Hubert Landier : Les raisons d'un mouvement social seraient les mêmes que celles qu'à engendré la loi El Khomri l'année dernière. Ce qui change, c'est que le gouvernement a longtemps négocié les conditions et le contenu des ordonnances alors que le précédent gouvernement a beaucoup moins négocié avec les organisations syndicales, notamment avec la CGT. C'est un point plutôt positif pour Emmanuel Macron. Un second point positif, c'est que le précédent gouvernement se heurtait à l'opposition de la CGT, de Sud et de Force Ouvrière, or Force Ouvrière s'est très peu manifesté jusqu'à présent et que le front CGT/FO n'existe plus.
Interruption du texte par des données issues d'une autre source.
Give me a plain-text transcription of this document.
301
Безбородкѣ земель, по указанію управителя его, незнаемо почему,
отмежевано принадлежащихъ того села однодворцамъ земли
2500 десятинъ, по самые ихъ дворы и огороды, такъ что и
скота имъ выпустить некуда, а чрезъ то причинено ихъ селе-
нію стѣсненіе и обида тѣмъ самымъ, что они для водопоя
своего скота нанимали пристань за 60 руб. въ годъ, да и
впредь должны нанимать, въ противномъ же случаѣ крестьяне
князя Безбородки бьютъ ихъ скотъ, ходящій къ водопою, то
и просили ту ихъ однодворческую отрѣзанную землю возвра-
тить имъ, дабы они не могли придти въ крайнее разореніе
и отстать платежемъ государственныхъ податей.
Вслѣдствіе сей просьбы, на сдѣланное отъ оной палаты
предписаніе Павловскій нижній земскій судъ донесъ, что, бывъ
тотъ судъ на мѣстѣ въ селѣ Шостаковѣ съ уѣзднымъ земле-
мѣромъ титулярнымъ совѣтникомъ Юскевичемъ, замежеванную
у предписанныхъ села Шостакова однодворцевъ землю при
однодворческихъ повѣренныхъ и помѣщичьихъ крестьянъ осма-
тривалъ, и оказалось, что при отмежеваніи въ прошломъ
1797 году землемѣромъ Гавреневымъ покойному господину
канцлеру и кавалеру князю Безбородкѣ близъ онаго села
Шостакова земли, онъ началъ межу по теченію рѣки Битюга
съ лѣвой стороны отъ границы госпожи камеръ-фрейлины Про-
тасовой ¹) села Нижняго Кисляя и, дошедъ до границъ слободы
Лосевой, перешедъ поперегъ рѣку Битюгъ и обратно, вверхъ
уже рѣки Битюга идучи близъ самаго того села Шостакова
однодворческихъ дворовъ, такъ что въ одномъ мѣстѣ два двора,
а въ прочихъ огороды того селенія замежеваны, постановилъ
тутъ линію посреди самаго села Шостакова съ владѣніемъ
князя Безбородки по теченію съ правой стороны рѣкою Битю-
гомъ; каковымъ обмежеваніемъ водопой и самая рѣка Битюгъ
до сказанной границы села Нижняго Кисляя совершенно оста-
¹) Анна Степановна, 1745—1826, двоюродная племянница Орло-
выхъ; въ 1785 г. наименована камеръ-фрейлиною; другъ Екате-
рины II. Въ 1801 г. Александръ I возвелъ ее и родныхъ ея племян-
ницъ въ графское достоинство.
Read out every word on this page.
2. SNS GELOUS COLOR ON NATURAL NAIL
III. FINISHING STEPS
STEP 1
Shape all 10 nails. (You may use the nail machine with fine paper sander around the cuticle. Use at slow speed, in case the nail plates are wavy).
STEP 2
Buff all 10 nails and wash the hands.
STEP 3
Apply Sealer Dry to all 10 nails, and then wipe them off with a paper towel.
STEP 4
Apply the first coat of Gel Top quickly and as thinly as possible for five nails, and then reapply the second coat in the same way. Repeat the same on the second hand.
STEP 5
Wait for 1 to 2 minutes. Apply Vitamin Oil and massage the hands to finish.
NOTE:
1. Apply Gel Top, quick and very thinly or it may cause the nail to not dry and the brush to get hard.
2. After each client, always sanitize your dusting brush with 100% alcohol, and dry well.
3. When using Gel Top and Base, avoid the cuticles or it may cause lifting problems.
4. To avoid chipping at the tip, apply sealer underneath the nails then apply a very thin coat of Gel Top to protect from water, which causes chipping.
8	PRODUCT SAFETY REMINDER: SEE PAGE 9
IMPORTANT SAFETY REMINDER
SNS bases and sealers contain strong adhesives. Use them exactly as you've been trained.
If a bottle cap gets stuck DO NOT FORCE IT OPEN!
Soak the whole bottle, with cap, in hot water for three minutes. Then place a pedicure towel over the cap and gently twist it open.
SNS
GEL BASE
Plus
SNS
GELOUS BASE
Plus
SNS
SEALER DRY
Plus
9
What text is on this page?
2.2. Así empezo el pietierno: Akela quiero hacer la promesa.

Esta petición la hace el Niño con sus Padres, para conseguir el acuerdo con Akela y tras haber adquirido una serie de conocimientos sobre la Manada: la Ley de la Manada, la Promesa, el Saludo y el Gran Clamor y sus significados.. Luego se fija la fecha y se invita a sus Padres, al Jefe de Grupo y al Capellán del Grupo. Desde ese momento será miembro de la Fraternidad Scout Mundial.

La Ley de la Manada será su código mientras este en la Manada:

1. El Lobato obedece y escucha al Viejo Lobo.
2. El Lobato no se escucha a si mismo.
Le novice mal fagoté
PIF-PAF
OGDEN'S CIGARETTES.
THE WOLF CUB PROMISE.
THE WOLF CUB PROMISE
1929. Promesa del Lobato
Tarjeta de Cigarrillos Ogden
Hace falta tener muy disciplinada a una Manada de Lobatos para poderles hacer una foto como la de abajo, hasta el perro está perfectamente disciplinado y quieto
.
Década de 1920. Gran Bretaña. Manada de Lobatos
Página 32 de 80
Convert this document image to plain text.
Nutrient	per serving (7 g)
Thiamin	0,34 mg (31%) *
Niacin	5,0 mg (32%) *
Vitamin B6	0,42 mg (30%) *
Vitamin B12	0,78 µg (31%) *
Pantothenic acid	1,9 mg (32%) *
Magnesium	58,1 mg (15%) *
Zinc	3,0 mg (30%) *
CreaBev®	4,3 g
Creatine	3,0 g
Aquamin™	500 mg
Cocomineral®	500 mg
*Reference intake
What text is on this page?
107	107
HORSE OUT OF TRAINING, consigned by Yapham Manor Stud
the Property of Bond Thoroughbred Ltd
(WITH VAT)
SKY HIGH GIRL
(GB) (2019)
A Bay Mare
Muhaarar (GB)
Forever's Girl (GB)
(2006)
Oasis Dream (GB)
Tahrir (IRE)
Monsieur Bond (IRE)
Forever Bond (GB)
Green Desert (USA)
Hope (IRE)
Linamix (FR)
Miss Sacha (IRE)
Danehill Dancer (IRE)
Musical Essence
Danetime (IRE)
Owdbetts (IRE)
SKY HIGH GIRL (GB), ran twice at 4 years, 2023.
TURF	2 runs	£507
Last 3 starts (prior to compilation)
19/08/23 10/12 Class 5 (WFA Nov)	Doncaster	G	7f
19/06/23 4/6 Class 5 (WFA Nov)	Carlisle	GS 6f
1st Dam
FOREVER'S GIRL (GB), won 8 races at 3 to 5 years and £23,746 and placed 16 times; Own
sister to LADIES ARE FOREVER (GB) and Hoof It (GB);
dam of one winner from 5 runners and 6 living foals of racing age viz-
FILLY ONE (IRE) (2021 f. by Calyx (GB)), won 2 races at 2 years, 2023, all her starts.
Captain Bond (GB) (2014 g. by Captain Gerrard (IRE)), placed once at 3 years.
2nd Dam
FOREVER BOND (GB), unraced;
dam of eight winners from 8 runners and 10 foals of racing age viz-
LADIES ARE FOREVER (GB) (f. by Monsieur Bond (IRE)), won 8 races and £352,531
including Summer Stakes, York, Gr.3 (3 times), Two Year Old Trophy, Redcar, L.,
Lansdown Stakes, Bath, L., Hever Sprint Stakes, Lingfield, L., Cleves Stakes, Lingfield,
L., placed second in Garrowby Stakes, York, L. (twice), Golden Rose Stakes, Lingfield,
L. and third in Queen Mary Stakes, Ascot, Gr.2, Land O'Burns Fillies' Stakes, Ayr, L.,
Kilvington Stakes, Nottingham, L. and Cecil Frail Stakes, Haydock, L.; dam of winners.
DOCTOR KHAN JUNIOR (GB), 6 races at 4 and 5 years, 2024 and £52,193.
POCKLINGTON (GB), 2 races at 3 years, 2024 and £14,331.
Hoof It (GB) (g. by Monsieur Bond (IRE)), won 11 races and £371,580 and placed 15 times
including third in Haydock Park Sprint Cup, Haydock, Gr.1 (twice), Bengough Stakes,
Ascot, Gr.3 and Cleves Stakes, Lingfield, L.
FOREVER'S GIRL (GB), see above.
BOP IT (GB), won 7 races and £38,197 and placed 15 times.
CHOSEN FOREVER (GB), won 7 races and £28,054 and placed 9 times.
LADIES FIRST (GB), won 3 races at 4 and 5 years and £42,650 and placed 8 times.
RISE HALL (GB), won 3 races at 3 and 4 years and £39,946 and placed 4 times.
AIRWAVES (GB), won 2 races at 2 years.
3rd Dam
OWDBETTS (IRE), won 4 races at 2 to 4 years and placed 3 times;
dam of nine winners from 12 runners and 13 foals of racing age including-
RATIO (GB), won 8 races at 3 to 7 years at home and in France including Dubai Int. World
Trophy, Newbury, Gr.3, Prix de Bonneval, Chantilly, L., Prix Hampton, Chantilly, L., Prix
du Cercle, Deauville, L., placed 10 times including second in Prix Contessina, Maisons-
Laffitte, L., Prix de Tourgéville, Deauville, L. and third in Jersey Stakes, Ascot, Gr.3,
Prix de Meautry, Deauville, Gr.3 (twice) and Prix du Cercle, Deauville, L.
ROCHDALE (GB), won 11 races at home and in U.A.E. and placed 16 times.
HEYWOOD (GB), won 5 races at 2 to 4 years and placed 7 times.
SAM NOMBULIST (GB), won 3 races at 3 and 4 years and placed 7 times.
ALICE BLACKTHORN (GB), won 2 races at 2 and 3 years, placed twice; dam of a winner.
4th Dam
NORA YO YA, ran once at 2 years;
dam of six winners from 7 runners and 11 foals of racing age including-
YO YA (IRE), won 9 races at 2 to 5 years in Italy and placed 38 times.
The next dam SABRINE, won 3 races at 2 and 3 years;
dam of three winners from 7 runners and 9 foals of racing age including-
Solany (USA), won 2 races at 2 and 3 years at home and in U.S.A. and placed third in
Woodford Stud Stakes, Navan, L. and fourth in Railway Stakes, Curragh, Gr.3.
Le CGT et Sud se trouvent isolés. Le point négatif, c'est que la popularité d'Emmanuel Macron s'est très fortement érodée. Elle est plus faible que ce qu'elle avait été pour François Hollande à la même époque dans son mandat. Ceci ouvre à des manifestations et il risque de ne pas être soutenu par l'opinion publique. C'est la raison pour laquelle la CGT et Sud ont déjà  programmé une manifestation le 12 septembre prochain. S'agit-il d'un baroud d'honneur ? Cela va-t-il déboucher sur une période de troubles sociaux ? Ce qui est certain, c'est que cet automne va être périlleux pour Emmanuel Macron. 

Ce qui est frappant, c'est qu'il y a un décalage entre la politique d'Emmanuel Macron sur le plan économique et social et l'image qu'il donne de lui-même. Les français peuvent être déçus parce que sur la moralisation, il s'est trouvé en difficulté avec certains membres de son gouvernement. Certaines catégories de la population sont extrêmement inquiètes comme les fonctionnaires avec le blocage des salaires, les militaires avec la démission du chef d'Etat-major. Beaucoup de raisons font que les Français sont déçus. Un rebond passera par une campagne d'explications sur les mesures difficiles qu'il devra nécessairement prendre sur le plan économique. 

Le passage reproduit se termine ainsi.